With this question in mind, Senator Ron Wyden (D-Ore.), reached out to cryptography expert Seny Kamara, a computer science professor at Brown, to see if it was possible to design a national gun registry that would be decentralized, encrypted, and voluntary. Working with visiting scientist Tarik Moataz and graduate students Andrew Park ’19, ’20 ScM and Lucy Qin, Kamara came up with a system in which counties that chose to participate would maintain full control of their residents’ firearms data. Each local official would use a physical authentication token such as a YubiKey to authorize data queries from law enforcement in other parts of the country. The data would never be decrypted during the search process, so no one other than the intended recipient could access it.

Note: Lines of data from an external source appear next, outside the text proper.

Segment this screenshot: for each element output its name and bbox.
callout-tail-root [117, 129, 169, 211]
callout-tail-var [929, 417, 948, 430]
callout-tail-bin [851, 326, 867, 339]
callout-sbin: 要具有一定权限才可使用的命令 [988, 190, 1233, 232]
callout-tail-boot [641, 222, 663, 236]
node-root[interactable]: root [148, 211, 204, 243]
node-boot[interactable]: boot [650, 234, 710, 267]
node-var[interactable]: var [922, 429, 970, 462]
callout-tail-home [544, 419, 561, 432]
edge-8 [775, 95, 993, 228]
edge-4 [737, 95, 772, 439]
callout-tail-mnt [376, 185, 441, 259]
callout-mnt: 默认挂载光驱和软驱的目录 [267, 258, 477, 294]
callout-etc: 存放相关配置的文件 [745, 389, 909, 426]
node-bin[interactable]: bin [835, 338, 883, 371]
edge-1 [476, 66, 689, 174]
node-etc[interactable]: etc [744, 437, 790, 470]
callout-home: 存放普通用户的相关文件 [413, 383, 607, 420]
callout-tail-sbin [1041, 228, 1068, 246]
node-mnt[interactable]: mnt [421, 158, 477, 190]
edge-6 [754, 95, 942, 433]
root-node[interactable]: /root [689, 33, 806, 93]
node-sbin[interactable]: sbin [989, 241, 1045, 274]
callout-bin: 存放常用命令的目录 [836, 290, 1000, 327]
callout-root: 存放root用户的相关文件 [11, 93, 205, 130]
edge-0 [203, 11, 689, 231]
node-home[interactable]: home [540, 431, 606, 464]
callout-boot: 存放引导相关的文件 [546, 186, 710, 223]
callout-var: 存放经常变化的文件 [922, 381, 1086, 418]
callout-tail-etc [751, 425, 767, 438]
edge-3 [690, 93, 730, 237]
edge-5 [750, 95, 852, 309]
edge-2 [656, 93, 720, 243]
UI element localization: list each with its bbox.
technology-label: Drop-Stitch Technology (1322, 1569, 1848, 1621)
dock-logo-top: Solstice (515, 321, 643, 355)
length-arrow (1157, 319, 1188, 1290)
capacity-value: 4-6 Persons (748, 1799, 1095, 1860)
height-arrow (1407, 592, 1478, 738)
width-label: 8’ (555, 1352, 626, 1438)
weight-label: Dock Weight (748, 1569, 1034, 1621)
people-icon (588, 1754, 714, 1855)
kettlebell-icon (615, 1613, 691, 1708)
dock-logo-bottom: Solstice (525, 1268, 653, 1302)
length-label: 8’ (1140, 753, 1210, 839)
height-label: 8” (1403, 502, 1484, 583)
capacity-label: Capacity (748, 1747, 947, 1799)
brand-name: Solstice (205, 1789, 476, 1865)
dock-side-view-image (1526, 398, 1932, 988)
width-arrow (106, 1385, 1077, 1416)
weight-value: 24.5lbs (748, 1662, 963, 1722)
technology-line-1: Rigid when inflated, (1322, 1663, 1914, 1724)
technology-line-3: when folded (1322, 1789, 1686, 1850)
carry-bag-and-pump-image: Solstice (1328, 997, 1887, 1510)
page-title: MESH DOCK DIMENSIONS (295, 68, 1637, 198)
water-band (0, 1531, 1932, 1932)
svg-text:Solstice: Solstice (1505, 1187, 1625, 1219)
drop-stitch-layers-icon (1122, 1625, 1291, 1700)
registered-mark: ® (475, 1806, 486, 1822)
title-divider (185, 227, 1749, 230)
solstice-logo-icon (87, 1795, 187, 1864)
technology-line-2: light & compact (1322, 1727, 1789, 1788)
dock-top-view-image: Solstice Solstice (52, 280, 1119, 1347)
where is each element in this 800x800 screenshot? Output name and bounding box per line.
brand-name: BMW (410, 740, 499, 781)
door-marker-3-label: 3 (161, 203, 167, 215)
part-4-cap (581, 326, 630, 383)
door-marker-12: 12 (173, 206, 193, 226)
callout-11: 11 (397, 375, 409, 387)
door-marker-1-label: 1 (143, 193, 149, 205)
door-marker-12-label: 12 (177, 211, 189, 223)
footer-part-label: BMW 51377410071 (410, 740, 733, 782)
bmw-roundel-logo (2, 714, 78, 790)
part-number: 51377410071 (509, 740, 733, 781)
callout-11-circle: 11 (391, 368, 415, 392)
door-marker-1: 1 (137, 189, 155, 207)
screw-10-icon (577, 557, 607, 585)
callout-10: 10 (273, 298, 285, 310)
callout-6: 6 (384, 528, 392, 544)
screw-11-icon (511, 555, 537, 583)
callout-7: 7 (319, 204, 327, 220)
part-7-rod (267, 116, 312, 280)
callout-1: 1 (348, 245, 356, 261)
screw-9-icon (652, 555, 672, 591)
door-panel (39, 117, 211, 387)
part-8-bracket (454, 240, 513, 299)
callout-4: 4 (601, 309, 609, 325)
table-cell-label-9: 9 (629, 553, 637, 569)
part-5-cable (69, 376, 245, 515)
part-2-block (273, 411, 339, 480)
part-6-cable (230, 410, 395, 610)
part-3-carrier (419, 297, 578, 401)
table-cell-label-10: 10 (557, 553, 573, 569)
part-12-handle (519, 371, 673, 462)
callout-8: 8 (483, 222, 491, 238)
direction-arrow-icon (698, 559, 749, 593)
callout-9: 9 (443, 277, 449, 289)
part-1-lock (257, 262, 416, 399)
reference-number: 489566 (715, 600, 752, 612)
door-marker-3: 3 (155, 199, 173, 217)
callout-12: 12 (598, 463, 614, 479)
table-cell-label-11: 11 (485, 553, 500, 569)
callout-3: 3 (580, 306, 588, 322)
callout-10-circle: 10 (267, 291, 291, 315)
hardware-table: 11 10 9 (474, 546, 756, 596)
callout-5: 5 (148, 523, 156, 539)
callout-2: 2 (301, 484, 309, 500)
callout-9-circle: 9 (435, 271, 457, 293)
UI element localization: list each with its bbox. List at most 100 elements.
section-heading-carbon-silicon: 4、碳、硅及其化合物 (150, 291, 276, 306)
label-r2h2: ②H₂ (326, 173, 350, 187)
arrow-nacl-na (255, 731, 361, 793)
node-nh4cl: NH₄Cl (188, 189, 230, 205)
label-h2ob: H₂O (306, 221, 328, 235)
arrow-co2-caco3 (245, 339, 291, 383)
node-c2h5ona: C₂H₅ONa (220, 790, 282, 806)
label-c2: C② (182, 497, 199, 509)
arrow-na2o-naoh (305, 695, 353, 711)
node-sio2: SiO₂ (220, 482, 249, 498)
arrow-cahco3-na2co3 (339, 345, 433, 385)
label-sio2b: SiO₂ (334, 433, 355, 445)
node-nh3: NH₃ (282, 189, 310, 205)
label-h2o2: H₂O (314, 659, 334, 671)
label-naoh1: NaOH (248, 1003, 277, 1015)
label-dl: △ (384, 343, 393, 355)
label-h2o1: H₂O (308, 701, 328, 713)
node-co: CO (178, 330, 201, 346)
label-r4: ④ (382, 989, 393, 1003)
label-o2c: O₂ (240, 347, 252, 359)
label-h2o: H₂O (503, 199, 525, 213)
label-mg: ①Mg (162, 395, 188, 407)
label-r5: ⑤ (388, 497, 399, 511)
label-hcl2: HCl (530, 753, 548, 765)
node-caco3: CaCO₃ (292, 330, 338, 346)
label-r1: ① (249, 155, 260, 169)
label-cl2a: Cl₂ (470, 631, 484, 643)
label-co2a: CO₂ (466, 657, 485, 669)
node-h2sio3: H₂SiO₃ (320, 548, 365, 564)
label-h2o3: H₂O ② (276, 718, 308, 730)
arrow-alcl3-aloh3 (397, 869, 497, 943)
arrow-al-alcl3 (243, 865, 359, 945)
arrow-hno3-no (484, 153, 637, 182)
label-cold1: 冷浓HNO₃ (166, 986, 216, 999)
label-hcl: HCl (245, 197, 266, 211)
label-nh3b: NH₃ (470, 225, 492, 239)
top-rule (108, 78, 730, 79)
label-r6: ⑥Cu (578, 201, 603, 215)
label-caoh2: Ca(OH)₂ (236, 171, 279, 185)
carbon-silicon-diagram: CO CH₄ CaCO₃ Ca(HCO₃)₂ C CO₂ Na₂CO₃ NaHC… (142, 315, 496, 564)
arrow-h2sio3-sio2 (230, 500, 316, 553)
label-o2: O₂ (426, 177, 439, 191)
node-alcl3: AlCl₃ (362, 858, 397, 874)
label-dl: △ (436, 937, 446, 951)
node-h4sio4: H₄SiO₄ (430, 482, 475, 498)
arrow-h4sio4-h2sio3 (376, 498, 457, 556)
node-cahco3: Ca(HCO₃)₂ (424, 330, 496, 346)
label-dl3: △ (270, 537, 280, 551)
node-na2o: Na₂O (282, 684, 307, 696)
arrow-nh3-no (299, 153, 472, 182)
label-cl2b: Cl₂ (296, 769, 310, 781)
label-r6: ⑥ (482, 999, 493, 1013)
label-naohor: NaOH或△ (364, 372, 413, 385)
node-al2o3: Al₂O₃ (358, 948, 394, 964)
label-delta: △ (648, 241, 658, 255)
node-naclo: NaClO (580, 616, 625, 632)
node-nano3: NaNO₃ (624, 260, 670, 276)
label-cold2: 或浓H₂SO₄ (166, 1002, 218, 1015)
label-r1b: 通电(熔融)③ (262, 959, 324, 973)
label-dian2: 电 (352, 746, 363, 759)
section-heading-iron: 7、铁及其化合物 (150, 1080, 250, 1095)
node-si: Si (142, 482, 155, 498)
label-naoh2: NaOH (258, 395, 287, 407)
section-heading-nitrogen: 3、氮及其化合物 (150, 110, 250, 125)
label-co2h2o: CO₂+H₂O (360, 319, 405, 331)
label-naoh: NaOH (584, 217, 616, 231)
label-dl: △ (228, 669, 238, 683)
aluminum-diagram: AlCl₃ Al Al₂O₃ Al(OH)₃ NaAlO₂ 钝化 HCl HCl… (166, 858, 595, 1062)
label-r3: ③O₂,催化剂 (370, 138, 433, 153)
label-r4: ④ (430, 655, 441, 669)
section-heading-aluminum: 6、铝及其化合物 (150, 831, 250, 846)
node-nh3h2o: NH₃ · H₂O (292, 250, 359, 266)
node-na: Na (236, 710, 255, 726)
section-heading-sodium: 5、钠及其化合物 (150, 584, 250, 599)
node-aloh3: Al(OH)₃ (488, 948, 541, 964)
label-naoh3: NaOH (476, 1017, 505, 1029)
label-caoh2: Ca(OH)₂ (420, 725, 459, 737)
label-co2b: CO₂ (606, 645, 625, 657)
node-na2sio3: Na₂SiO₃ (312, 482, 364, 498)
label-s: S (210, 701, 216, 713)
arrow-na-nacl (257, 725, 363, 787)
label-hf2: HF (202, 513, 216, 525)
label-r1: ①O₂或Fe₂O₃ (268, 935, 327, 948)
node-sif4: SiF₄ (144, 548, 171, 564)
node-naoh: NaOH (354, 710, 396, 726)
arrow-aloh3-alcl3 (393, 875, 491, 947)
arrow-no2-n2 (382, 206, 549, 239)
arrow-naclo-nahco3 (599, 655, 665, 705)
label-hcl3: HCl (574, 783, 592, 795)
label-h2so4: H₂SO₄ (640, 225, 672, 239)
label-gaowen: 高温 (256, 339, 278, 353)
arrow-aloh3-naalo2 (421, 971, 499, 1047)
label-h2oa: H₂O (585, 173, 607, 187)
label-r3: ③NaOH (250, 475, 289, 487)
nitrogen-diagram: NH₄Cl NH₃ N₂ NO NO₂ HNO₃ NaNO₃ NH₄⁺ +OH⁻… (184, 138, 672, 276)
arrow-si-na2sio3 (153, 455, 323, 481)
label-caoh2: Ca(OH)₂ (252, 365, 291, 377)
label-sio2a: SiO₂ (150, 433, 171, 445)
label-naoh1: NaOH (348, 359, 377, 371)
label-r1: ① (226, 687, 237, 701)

The Brown team also floated the idea of further protecting the information by having access to the entire system controlled by organizations that hold opposing viewpoints on the issue, such as the NRA and the ACLU. These custodians would hold keys that would decrypt information only if both parties worked together.
The design is based on draft legislation from Wyden’s office. “Far too often, lawmakers write bills without having a good grasp of technology, especially when it comes to encryption,” Wyden tells the BAM. “My view has always been that making good public policy depends on knowing what is possible on the technical side. So when I had the idea to create a new kind of secure gun registry, I wanted to know if the math was on our side.” It was. Once the cryptographers implemented and evaluated their design, their results confirmed that it’s practical.
Whether it can get both sides of the issue to agree is another story. Doctor and public health professor Megan Ranney ’10 MPH, who studies firearm injury reduction, hopes to access the data from such a registry but says, “I would worry that something like this would scare people away from buying firearms legally because they would be afraid of their purchases being tracked.”
Even if the decentralized and encrypted national gun registry is not signed into law, the proposal shows the potential of increased collaboration between lawmakers and technical experts.
“There should definitely be more events between academics and technologists and congressional staff,” Kamara says. “If that could be formalized a little bit, I think a lot of great opportunities could come.”